Now as ever, Tim Gane is a firm believer in the primacy of the groove. On Void Beats Invocation Trex (Duophonic Discs), Gane, fellow multi-instrumentalist Holger Zapf, and drummer Joe Dilworth stay grounded, even as they prod basic melodies in myriad directions. The valedictory “Black Glass Actions” courts introspection; the enticingly convoluted “Echolalia” simulates plastic funk. Elsewhere, the trio goes long: surrendering to the lure of avian krautrock on “Melody in High Feedback Tones” and pinballing cosmopolitan bop with “Pantechnicon.”

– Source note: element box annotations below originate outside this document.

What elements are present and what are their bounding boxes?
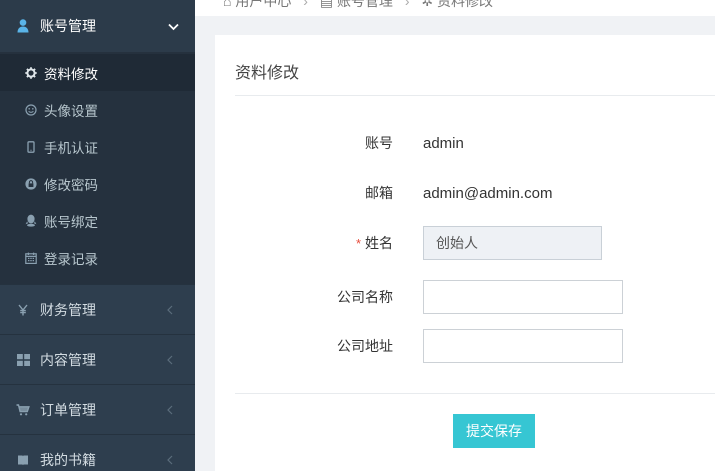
- sidebar-item-label: 我的书籍: [40, 451, 96, 468]
- sidebar-item-content[interactable]: 内容管理: [0, 334, 195, 384]
- sidebar-item-label: 订单管理: [40, 401, 96, 418]
- gear-icon: [24, 66, 38, 79]
- company-input[interactable]: [423, 280, 623, 314]
- breadcrumb-item-account[interactable]: 账号管理: [337, 0, 393, 9]
- title-divider: [235, 95, 715, 96]
- account-label: 账号: [365, 135, 393, 151]
- sidebar-item-label: 账号绑定: [44, 214, 98, 230]
- name-label: 姓名: [365, 235, 393, 251]
- profile-panel: 资料修改 账号 admin 邮箱 admin@admin.com * 姓名 公司名…: [215, 35, 715, 471]
- sidebar-item-change-password[interactable]: 修改密码: [0, 165, 195, 202]
- account-submenu: 资料修改 头像设置 手机认证 修改密码 账号绑定 登录记录: [0, 52, 195, 284]
- email-value: admin@admin.com: [423, 184, 553, 202]
- breadcrumb-trail: ⌂ 用户中心 › ▤ 账号管理 › ✲ 资料修改: [223, 0, 493, 11]
- chevron-left-icon: [167, 302, 173, 318]
- chevron-left-icon: [167, 402, 173, 418]
- calendar-icon: [24, 252, 38, 264]
- yen-icon: [16, 304, 30, 316]
- email-row: 邮箱 admin@admin.com: [215, 182, 715, 204]
- sidebar-item-profile-edit[interactable]: 资料修改: [0, 54, 195, 91]
- account-menu-header[interactable]: 账号管理: [0, 0, 195, 52]
- gear-icon: ✲: [421, 0, 434, 9]
- name-input[interactable]: [423, 226, 602, 260]
- address-row: 公司地址: [215, 329, 715, 363]
- name-row: * 姓名: [215, 226, 715, 260]
- book-icon: [16, 454, 30, 466]
- address-input[interactable]: [423, 329, 623, 363]
- company-label: 公司名称: [337, 289, 393, 305]
- form-divider: [235, 393, 715, 394]
- panel-title: 资料修改: [235, 65, 300, 82]
- chevron-down-icon: [168, 18, 179, 34]
- account-menu: 账号管理 资料修改 头像设置 手机认证 修改密码 账号绑定 登录记录: [0, 0, 195, 284]
- sidebar-item-label: 头像设置: [44, 103, 98, 119]
- breadcrumb-separator: ›: [303, 0, 308, 9]
- sidebar-item-label: 财务管理: [40, 301, 96, 318]
- breadcrumb-separator: ›: [404, 0, 410, 9]
- sidebar-item-label: 内容管理: [40, 351, 96, 368]
- breadcrumb-item-user-center[interactable]: 用户中心: [235, 0, 291, 9]
- submit-button[interactable]: 提交保存: [453, 414, 535, 448]
- qq-icon: [24, 214, 38, 227]
- folder-icon: ▤: [319, 0, 334, 9]
- user-icon: [16, 19, 30, 33]
- sidebar-item-login-history[interactable]: 登录记录: [0, 239, 195, 276]
- sidebar-item-orders[interactable]: 订单管理: [0, 384, 195, 434]
- chevron-left-icon: [167, 452, 173, 468]
- required-mark: *: [355, 236, 361, 251]
- sidebar-item-account-binding[interactable]: 账号绑定: [0, 202, 195, 239]
- sidebar: 账号管理 资料修改 头像设置 手机认证 修改密码 账号绑定 登录记录 财务管理 …: [0, 0, 195, 471]
- sidebar-item-phone-verify[interactable]: 手机认证: [0, 128, 195, 165]
- sidebar-item-finance[interactable]: 财务管理: [0, 284, 195, 334]
- email-label: 邮箱: [365, 185, 393, 201]
- sidebar-item-label: 登录记录: [44, 251, 98, 267]
- sidebar-item-avatar[interactable]: 头像设置: [0, 91, 195, 128]
- grid-icon: [16, 353, 30, 366]
- lock-icon: [24, 177, 38, 190]
- breadcrumb-item-current: 资料修改: [437, 0, 494, 9]
- name-label-wrap: * 姓名: [215, 233, 423, 253]
- sidebar-item-label: 资料修改: [44, 66, 98, 82]
- sidebar-item-label: 修改密码: [44, 177, 98, 193]
- sidebar-item-my-books[interactable]: 我的书籍: [0, 434, 195, 471]
- cart-icon: [16, 403, 30, 416]
- company-row: 公司名称: [215, 280, 715, 314]
- account-value: admin: [423, 134, 464, 152]
- breadcrumb: ⌂ 用户中心 › ▤ 账号管理 › ✲ 资料修改: [195, 0, 715, 16]
- sidebar-item-label: 手机认证: [44, 140, 98, 156]
- mobile-icon: [24, 140, 38, 153]
- smile-icon: [24, 103, 38, 116]
- address-label: 公司地址: [337, 338, 393, 354]
- account-row: 账号 admin: [215, 132, 715, 154]
- home-icon: ⌂: [223, 0, 232, 9]
- chevron-left-icon: [167, 352, 173, 368]
- account-menu-label: 账号管理: [40, 18, 96, 34]
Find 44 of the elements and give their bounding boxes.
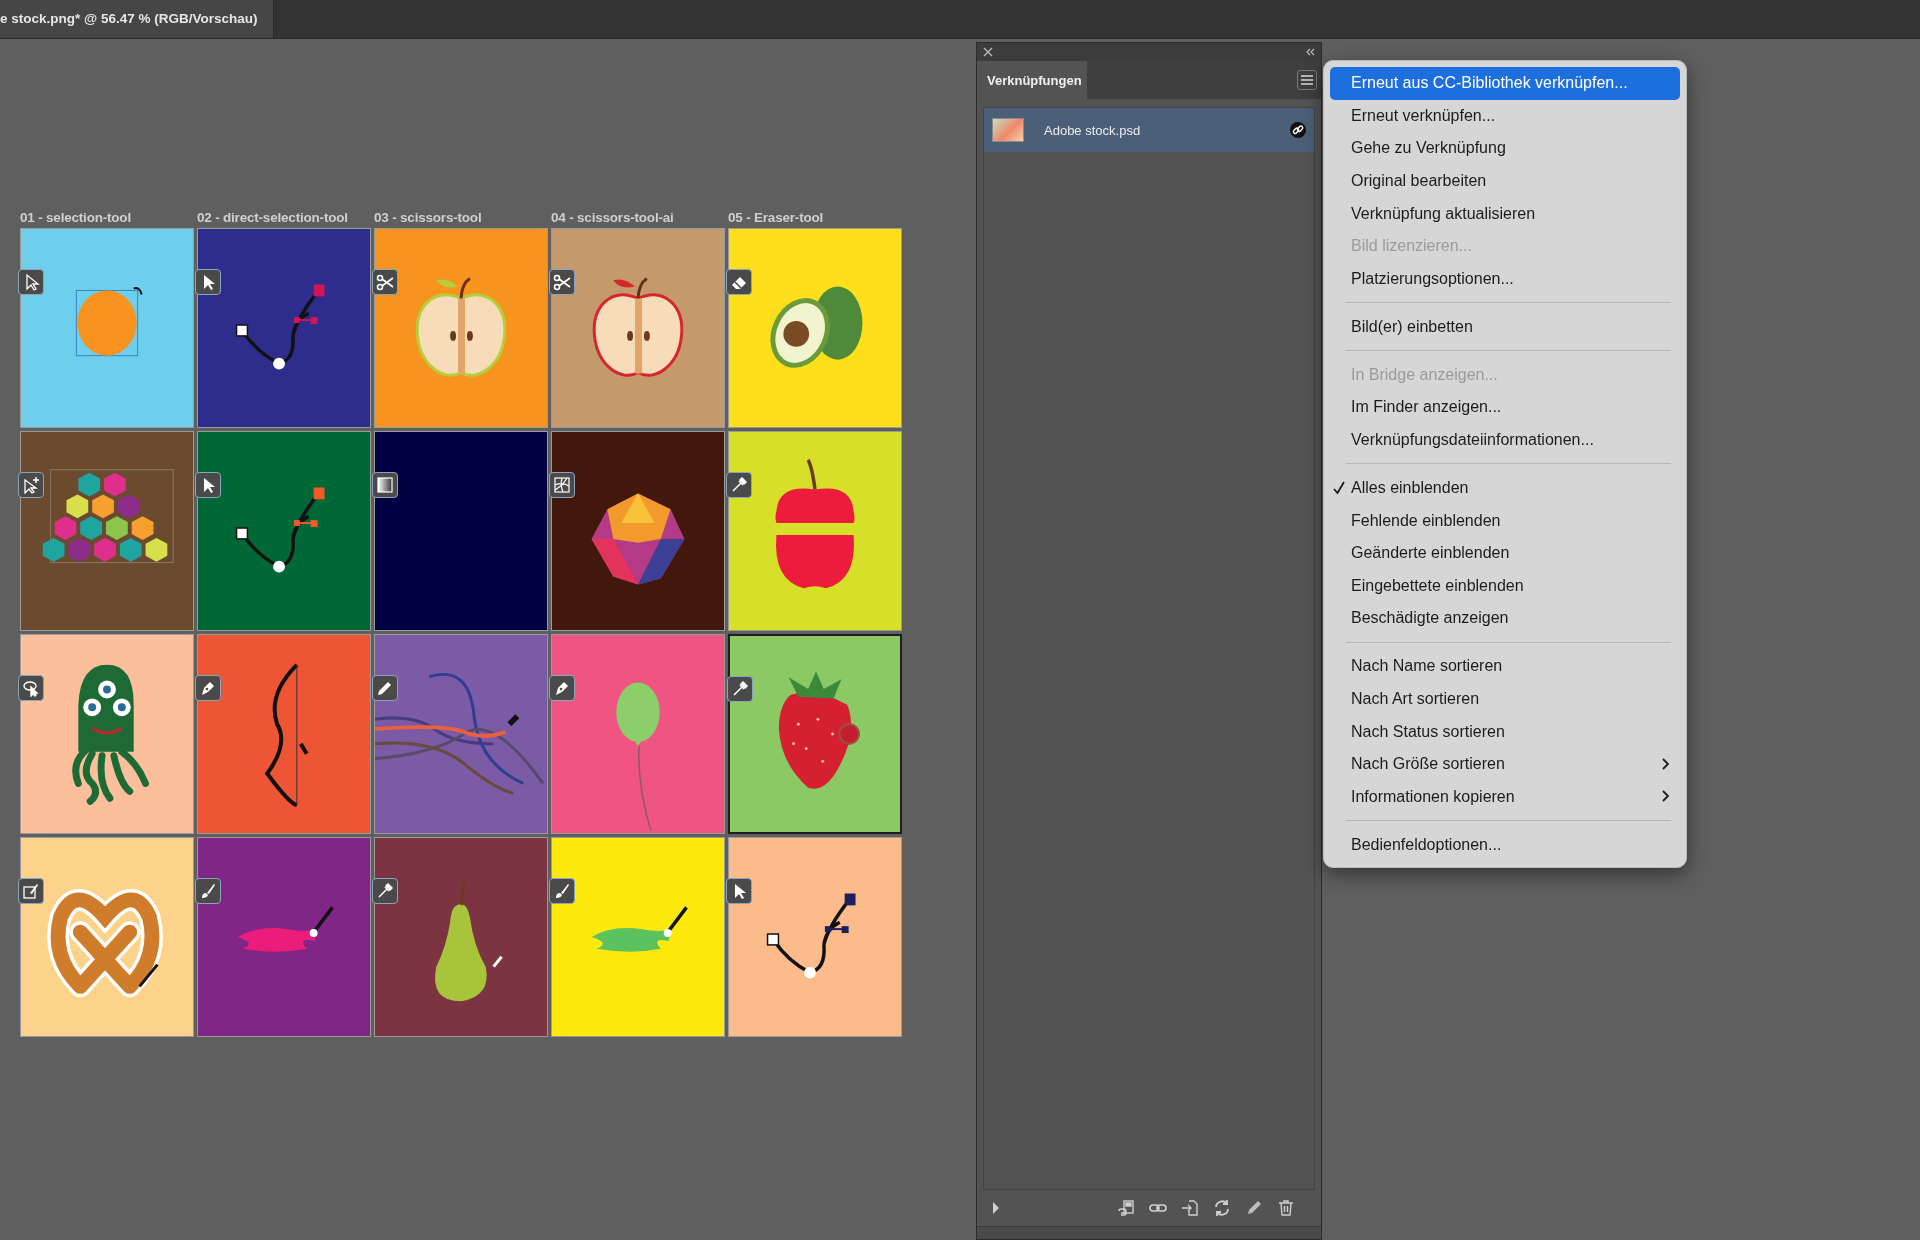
go-to-link-icon[interactable]: [1181, 1199, 1199, 1217]
menu-item[interactable]: Original bearbeiten: [1330, 164, 1680, 198]
menu-item[interactable]: Erneut aus CC-Bibliothek verknüpfen...: [1330, 67, 1680, 100]
relink-icon[interactable]: [1117, 1199, 1135, 1217]
menu-item[interactable]: Geänderte einblenden: [1330, 536, 1680, 570]
update-icon[interactable]: [1213, 1199, 1231, 1217]
direction-handle: [824, 926, 849, 934]
link-row[interactable]: Adobe stock.psd: [984, 108, 1314, 152]
trash-icon[interactable]: [1277, 1199, 1295, 1217]
collapse-icon[interactable]: [1305, 47, 1315, 57]
menu-item[interactable]: Erneut verknüpfen...: [1330, 99, 1680, 133]
artboard-title: 04 - scissors-tool-ai: [551, 210, 674, 225]
direction-handle: [293, 520, 318, 528]
menu-item[interactable]: Nach Status sortieren: [1330, 715, 1680, 748]
artboard-title: 03 - scissors-tool: [374, 210, 482, 225]
menu-item[interactable]: Beschädigte anzeigen: [1330, 602, 1680, 635]
resize-grip[interactable]: [977, 1226, 1321, 1239]
menu-item[interactable]: Eingebettete einblenden: [1330, 569, 1680, 603]
edit-icon[interactable]: [1245, 1199, 1263, 1217]
menu-item[interactable]: Platzierungsoptionen...: [1330, 262, 1680, 296]
menu-item[interactable]: Bild(er) einbetten: [1330, 310, 1680, 344]
menu-item[interactable]: Gehe zu Verknüpfung: [1330, 132, 1680, 165]
menu-item[interactable]: Im Finder anzeigen...: [1330, 391, 1680, 424]
menu-item[interactable]: Alles einblenden: [1330, 471, 1680, 505]
artboard-title: 02 - direct-selection-tool: [197, 210, 348, 225]
menu-item[interactable]: Nach Art sortieren: [1330, 682, 1680, 716]
menu-item[interactable]: Informationen kopieren: [1330, 780, 1680, 814]
link-name: Adobe stock.psd: [1043, 122, 1142, 138]
panel-menu-button[interactable]: [1297, 70, 1317, 90]
close-icon[interactable]: [983, 47, 993, 57]
menu-item[interactable]: Nach Name sortieren: [1330, 650, 1680, 683]
panel-tab[interactable]: Verknüpfungen: [977, 61, 1087, 99]
link-status-icon: [1290, 122, 1306, 138]
menu-item[interactable]: Verknüpfungsdateiinformationen...: [1330, 423, 1680, 457]
menu-item[interactable]: Bedienfeldoptionen...: [1330, 828, 1680, 861]
artboard-title: 05 - Eraser-tool: [728, 210, 824, 225]
menu-item[interactable]: Nach Größe sortieren: [1330, 747, 1680, 781]
menu-icon: [1301, 75, 1313, 85]
menu-item[interactable]: Verknüpfung aktualisieren: [1330, 197, 1680, 230]
document-tab[interactable]: e stock.png* @ 56.47 % (RGB/Vorschau): [0, 0, 275, 38]
direction-handle: [293, 317, 318, 325]
menu-item[interactable]: Fehlende einblenden: [1330, 504, 1680, 537]
artboard-title: 01 - selection-tool: [20, 210, 131, 225]
link-thumbnail: [992, 118, 1024, 142]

Stereolab flashbacks are unavoidable, and not just because Sean O’Hagan laces “Zone Null” with heartbreaking piano. Yet Cavern of Anti-Matter proves playfully lost in the percolating, instrumental reeds here, casting the strongest spell yet in a fledgling career. When Deerhunter’s Bradford Cox surfaces on “Liquid Gate” halfway through the album, in fine, substitute-Sadier form, he seems beamed in from some alternate paradigm.
I like Thug, but like you, I'm not a member of the cult. Yet. I'm still working my way out of the deep void of Future—I don't think I listened to any hip hop other than Future from December until Pablo came out (did it ever come out?). From what I've heard from people, it seems like people get obsessed with one or the other: Thug's wacky verbal acrobatics or Future's well of codeine. They're both such idiosyncratic artists with SO much material, I guess it's hard to dive deep into both of them. Still, Barter 6 is great. Still need to the Slime Seasons and I'm Up.